01-02-2015 | Beschouwing
Het einde van de gewone praktijkbloeddrukmeting?
Gepubliceerd in: TvPO | Uitgave 1/2015
Log in om toegang te krijgenSamenvatting
Meetfouten en het wittejasseneffect staan een betrouwbare bepaling van de bloeddruk in de spreekkamer in de weg. Daarom hebben de geprotocolliseerde thuismeting en de 24-uursmeting een plaats gekregen in het cardiovasculair risicomanagement. Nadelen zijn respectievelijk een beperkt zicht op de uitvoering en ongemak bij de patiënt.

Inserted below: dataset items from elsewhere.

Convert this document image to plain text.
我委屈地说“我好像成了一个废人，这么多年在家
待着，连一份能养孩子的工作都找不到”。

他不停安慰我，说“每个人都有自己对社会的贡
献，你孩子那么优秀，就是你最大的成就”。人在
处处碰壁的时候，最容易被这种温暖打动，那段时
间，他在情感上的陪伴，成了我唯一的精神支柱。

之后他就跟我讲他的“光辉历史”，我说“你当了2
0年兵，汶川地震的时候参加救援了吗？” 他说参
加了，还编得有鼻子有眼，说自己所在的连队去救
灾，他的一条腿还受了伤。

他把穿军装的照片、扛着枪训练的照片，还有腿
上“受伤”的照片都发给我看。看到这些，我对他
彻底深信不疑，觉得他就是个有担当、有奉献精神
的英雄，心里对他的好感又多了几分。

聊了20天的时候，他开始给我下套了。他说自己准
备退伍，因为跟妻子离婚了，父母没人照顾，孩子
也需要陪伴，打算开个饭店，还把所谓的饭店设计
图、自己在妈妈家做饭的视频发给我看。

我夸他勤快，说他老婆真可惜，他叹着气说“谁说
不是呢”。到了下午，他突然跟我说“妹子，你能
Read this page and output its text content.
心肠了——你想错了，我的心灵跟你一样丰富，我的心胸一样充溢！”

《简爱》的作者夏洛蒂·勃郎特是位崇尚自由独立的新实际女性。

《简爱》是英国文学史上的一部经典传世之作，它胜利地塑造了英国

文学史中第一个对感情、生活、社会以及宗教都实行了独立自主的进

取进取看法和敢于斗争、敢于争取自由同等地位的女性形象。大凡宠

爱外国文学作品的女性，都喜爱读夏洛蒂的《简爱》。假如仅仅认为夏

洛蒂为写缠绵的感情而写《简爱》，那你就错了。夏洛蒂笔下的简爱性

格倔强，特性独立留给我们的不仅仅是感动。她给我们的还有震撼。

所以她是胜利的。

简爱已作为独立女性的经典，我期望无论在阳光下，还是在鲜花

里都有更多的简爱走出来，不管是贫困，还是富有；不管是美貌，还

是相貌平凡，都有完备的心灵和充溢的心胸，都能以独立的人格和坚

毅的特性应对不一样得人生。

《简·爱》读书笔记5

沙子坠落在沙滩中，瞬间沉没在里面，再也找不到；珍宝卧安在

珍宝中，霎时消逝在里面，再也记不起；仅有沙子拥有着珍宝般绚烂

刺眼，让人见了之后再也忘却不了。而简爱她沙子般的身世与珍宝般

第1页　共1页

Een andere beperking is dat de risicotabellen voor cardiovasculair risicomanagement zijn gebaseerd op praktijkmetingen die men geheel volgens de richtlijn heeft uitgevoerd. Een seriële automatische 30-minutenbloeddrukmeting op de praktijk is een meting waarbij meetfouten en wittejasseneffect grotendeels zijn gereduceerd. De methode maakt gebruik van een 24-uursmeter die is ingesteld op een meetinterval van 5 minuten, waarbij de patiënt alleen in een ruimte zit. Bij validering van de methode blijkt de uitslag vergelijkbaar te zijn met de dagwaarde van een 24-uursmeting. Bovendien is de reproduceerbaarheid van een 30-minutenpraktijkbloeddrukmeting beter dan die van een praktijkmeting die geheel volgens de richtlijn wordt uitgevoerd. De 30-minutenpraktijkbloeddrukmeting zou een plaats kunnen krijgen naast de 24-uursmeting en de geprotocolliseerde thuismeting bij het achterhalen van een wittejasseneffect.